CONTRATARON A UN ASESINO (RELATO NEGRO AMERICANO)

CONTRATARON A UN ASESINO (RELATO NEGRO AMERICANO)

Dos personas acordaron, por teléfono, tener un encuentro delante del escaparate de una librería situada en la parte más céntrica de la ciudad. No se conocían de nada. Entrarían en contacto por medio de una contraseña que se habían dado.

Él era joven y apuesto, e iba bien vestido. Ella tenía una edad parecida a la de él. Poseía hermosura y elegancia. Él acababa de encender un cigarrillo y lo fumaba parsimoniosamente, mostrando absoluta tranquilidad. Ella se detuvo a pocos metros de distancia. Se mostraba incapaz de controlar su nerviosismo.

Se había parado porque había dos adolescentes pegados a la luna del establecimiento señalando y comentando los últimos best-sellers allí expuestos. Ella creía muy conveniente que nadie pudiera escuchar ni presenciar su encuentro con el hombre que suponía la estaba esperando. Por primera vez en su vida iba a cometer una acción enormemente peligrosa. Sentía un desagradable temblor en sus rodillas, malestar en el estómago, y latir muy fuerte su corazón.

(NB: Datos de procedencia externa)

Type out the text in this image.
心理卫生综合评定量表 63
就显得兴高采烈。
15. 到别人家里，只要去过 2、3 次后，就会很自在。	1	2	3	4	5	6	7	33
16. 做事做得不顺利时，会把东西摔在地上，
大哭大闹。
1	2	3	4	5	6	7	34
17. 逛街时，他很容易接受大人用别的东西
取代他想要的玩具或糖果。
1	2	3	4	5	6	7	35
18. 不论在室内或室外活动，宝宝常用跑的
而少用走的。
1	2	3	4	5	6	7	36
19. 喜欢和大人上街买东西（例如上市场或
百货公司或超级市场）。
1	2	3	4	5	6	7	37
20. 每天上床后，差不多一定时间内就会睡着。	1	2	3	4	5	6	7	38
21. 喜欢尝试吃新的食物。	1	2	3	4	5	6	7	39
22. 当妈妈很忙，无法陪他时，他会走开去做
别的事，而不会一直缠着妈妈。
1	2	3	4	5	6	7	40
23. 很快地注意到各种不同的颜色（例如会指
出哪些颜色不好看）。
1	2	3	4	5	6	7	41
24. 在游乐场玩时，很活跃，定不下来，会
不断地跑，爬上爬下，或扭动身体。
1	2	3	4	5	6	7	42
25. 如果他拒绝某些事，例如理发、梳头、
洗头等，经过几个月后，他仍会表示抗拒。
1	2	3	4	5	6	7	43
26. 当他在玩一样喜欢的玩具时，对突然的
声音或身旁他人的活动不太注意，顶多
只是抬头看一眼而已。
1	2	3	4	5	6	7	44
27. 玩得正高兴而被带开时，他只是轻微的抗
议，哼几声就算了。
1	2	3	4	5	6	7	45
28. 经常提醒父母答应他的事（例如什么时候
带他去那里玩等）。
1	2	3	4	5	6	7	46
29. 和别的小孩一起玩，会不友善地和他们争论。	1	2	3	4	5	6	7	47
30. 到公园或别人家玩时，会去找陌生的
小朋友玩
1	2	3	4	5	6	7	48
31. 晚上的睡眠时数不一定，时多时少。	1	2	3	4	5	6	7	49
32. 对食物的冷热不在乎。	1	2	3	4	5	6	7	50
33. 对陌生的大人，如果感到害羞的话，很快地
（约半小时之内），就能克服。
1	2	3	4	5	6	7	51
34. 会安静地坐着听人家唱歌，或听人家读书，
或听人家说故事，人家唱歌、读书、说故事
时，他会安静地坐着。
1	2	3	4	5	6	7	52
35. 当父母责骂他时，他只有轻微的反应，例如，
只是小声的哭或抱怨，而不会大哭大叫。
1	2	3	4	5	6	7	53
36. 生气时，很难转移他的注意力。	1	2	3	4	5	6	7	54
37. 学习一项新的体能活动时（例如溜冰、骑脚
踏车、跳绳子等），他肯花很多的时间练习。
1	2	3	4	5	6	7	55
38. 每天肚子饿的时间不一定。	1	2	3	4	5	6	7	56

Le había sorprendido el bello rostro, el buen tipo y la excelente ropa que vestía el individuo que ella pensaba era el que había contactado por teléfono. Le entraron dudas. Él, en ningún momento había mirado hacia donde se encontraba ella, a pesar de lo cerca que estaban el uno del otro. El desconocido, sus ojos inexpresivos los dirigía al tráfico que circulaba por la calzada. Por un instante, ella pensó: <<Quizás no es él>>.

Estaban a mediados de octubre, era por la mañana y lucía un sol esplendoroso. La mayoría de la gente vestía ropas veraniegas.

Por fin los dos jovencitos curiosos se alejaron del escaparate, riendo y dándose divertidos empujones.

La mujer que llevaba puesto un elegante vestido estampado y unas gafas negras ocultando sus ojos, decidió acercarse al guapo individuo que llevaba puesto un traje de verano gris claro. Él acaba de soltar el cigarrillo y lo estaba deshaciendo bajo la suela de uno de sus brillantes zapatos. Ella se detuvo a escasa distancia suya y con voz incontrolable, temblorosa, le hablo:

—Los romanos construyeron grandes coliseos.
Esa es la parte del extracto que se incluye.